Array is the base class of object[] is the best I can tell you. Thanks for this line. I always thought [] was core to the framework and Array used object[] underneath.
@TyCobb: Arrays are surprisingly complicated in the CLR; there are features in the CLR array type system that C# does not surface. For example, the CLR lets you define an array type like int[10..20], that is, a one-dimensional array of ints with lower bound index 10 and upper bound index 20, in the type system itself, not just at runtime. C# does not support such types, obviously.
@TyCobb: But yes, Array is simply a base type of all array types, just as Delegate is a base type of all delegate types, Enum is a base type of all enum types, and ValueType is a base type of all value types. Oddly enough, Nullable, the non-generic version, is not the base type of all nullable types.
There's a lot of extra information here but the basic answer seems to be that Array is the base class for object[] (and all T[]). I was thinking that object[] was the base class for all T[]s but now I see that that's not right. And the return type of Enum.GetValues() isn't EnumType[] because generics didn't exist back then. Also, not sure why it's so difficult for you to answer the giraffe/mammal question, a giraffe is a specific species while a mammal is any species in the mammal group.

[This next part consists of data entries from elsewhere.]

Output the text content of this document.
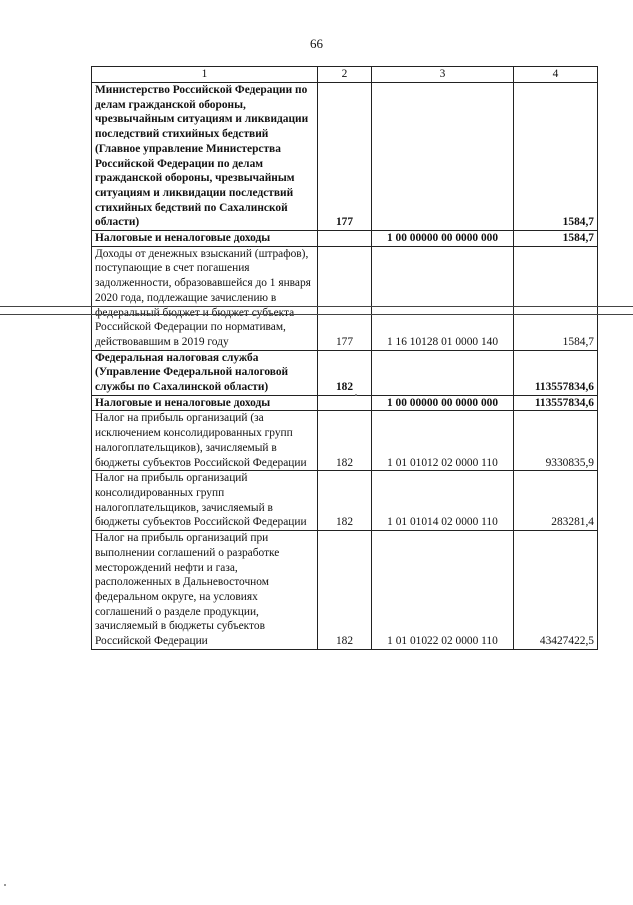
66
1	2	3	4
Министерство Российской Федерации по делам гражданской обороны, чрезвычайным ситуациям и ликвидации последствий стихийных бедствий (Главное управление Министерства Российской Федерации по делам гражданской обороны, чрезвычайным ситуациям и ликвидации последствий стихийных бедствий по Сахалинской области)	177		1584,7
Налоговые и неналоговые доходы		1 00 00000 00 0000 000	1584,7
Доходы от денежных взысканий (штрафов), поступающие в счет погашения задолженности, образовавшейся до 1 января 2020 года, подлежащие зачислению в федеральный бюджет и бюджет субъекта Российской Федерации по нормативам, действовавшим в 2019 году	177	1 16 10128 01 0000 140	1584,7
Федеральная налоговая служба (Управление Федеральной налоговой службы по Сахалинской области)	182		113557834,6
Налоговые и неналоговые доходы		1 00 00000 00 0000 000	113557834,6
Налог на прибыль организаций (за исключением консолидированных групп налогоплательщиков), зачисляемый в бюджеты субъектов Российской Федерации	182	1 01 01012 02 0000 110	9330835,9
Налог на прибыль организаций консолидированных групп налогоплательщиков, зачисляемый в бюджеты субъектов Российской Федерации	182	1 01 01014 02 0000 110	283281,4
Налог на прибыль организаций при выполнении соглашений о разработке месторождений нефти и газа, расположенных в Дальневосточном федеральном округе, на условиях соглашений о разделе продукции, зачисляемый в бюджеты субъектов Российской Федерации	182	1 01 01022 02 0000 110	43427422,5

@GustyAbra: No, absolutely a giraffe is not a species. Giraffa camelopardalis is a species. A giraffe is a giraffe! What's the difference between the set of all giraffes and the set of all mammals? What's the difference between the abstract concept of giraffeness and the abstract concept of mammalness? Do those two questions have the same, or different answers? Now perhaps you begin to see why the "what's the difference" question is subtle.